Peki, BDP-PKK boykot ve eylemsizlik kararlarıyla AKP’ye neden yardımcı oluyorlar, plan ne? Şöyle; bu nasılsa seçim değil, sonuçta onların bir kaybı yok. Ama eğer referandum kampanyalarında iktidar başarılı olursa Anayasa Mahkemesi’nin sayısı 17’ye çıkan üyelerinden tam 11’ini AKP atamış olacak, ne derlerse desinler durum aynen bu. Ve bu gerçekleştiğinde artık ‘Değiştirilemez’ maddelerin BDP’nin istediği gibi değiştirilmesini hükümet desteklediği anda önleyecek hiçbir kurum olmayacak.
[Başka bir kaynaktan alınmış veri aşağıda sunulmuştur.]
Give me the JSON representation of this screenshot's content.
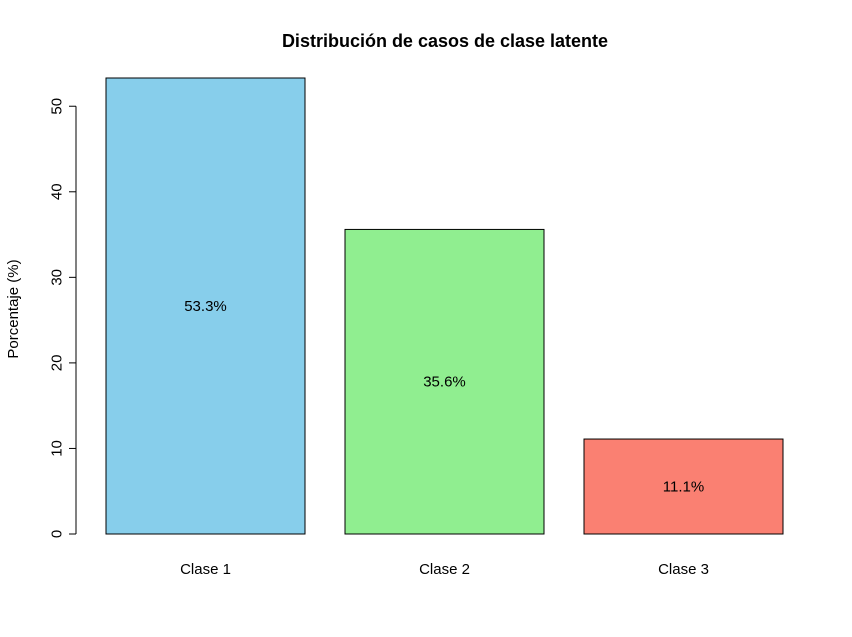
{
  "chart_data": {
    "type": "bar",
    "title": "Distribución de casos de clase latente",
    "xlabel": "",
    "ylabel": "Porcentaje (%)",
    "categories": [
      "Clase 1",
      "Clase 2",
      "Clase 3"
    ],
    "values": [
      53.3,
      35.6,
      11.1
    ],
    "data_labels": [
      "53.3%",
      "35.6%",
      "11.1%"
    ],
    "colors": [
      "#87CEEB",
      "#90EE90",
      "#FA8072"
    ],
    "ylim": [
      0,
      53.3
    ],
    "yticks": [
      0,
      10,
      20,
      30,
      40,
      50
    ],
    "grid": false,
    "legend": "none"
  }
}
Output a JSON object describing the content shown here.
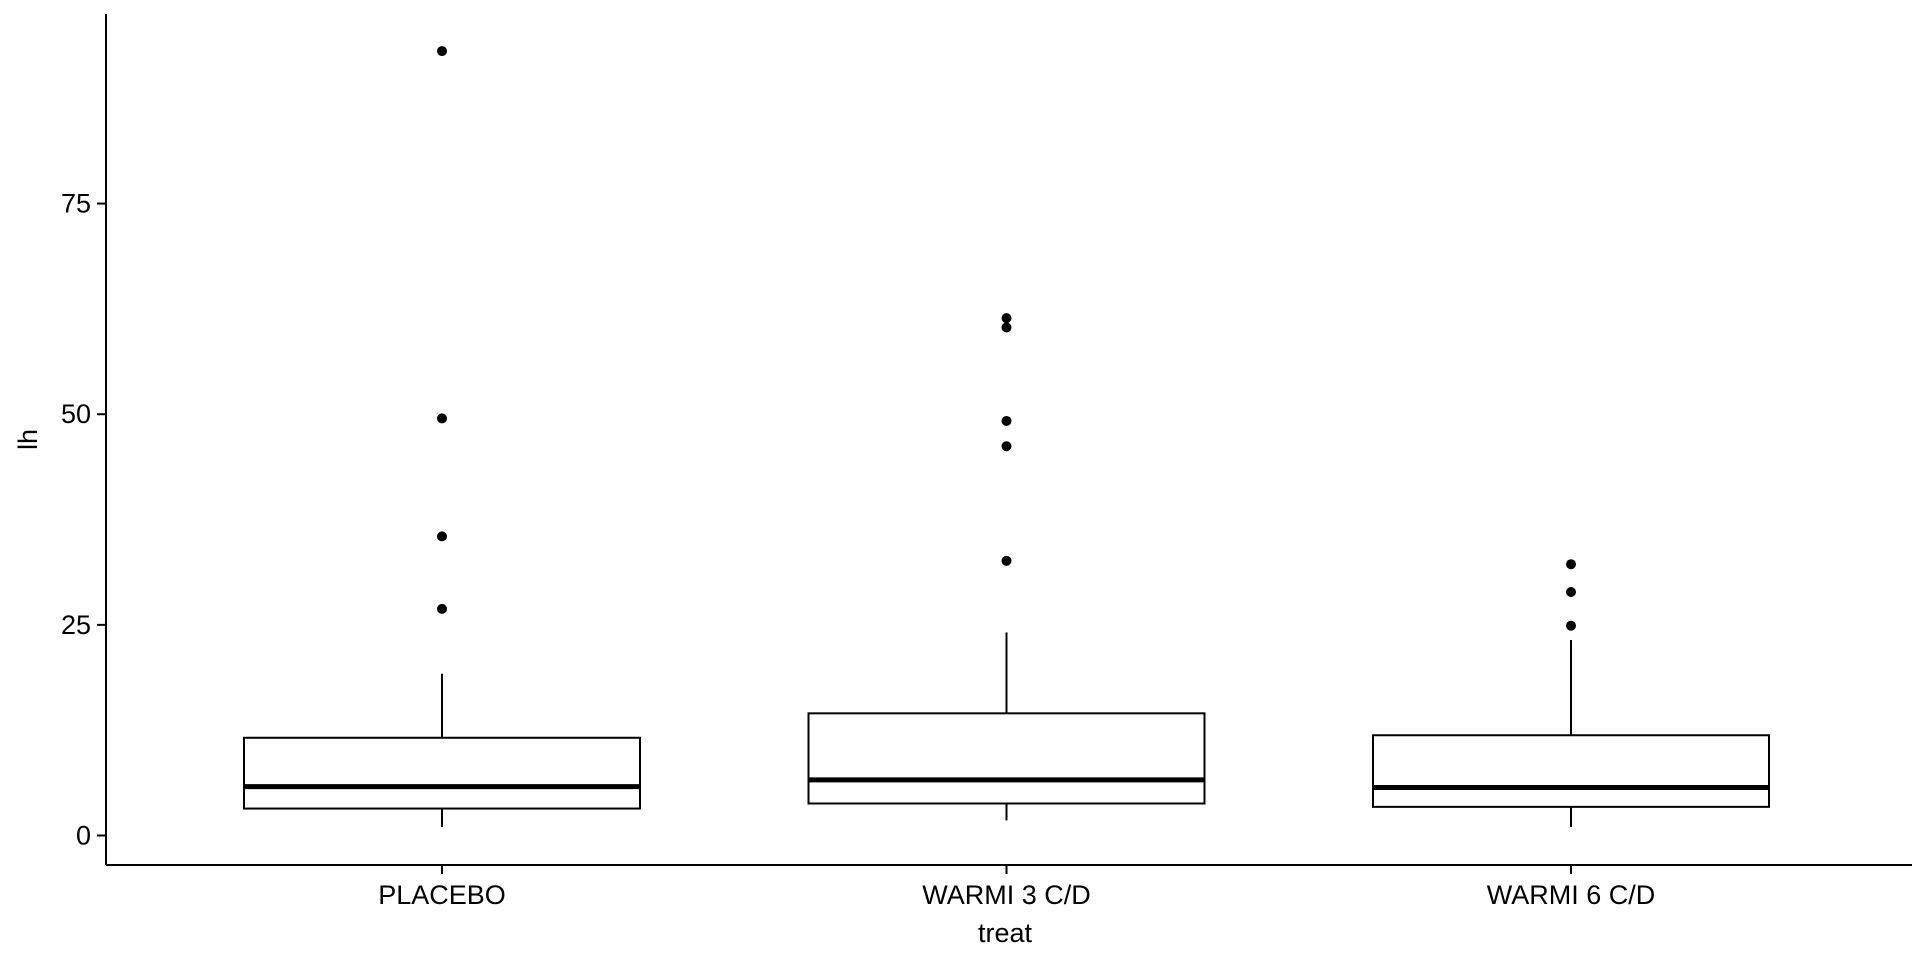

Zaten iktidara yakın bazı yazarlar bu maddelere de sıra geleceğini bu yıl içinde yazmışlardı. Şimdi herkes düşünsün; Anayasa Mahkemesi şu anda bile baskılar sonucunda ‘hukuk devleti ilkesini’ korumaktan aciz kaldığına göre referandumda Evet çıkacak olursa “devletin, milletin bütünlüğünü” nasıl koruyacak?
Ya da kim koruyacak? Türkiye’nin Sırat Köprüsü’nde olduğunu unutmayın,bu kez iş çok ciddi!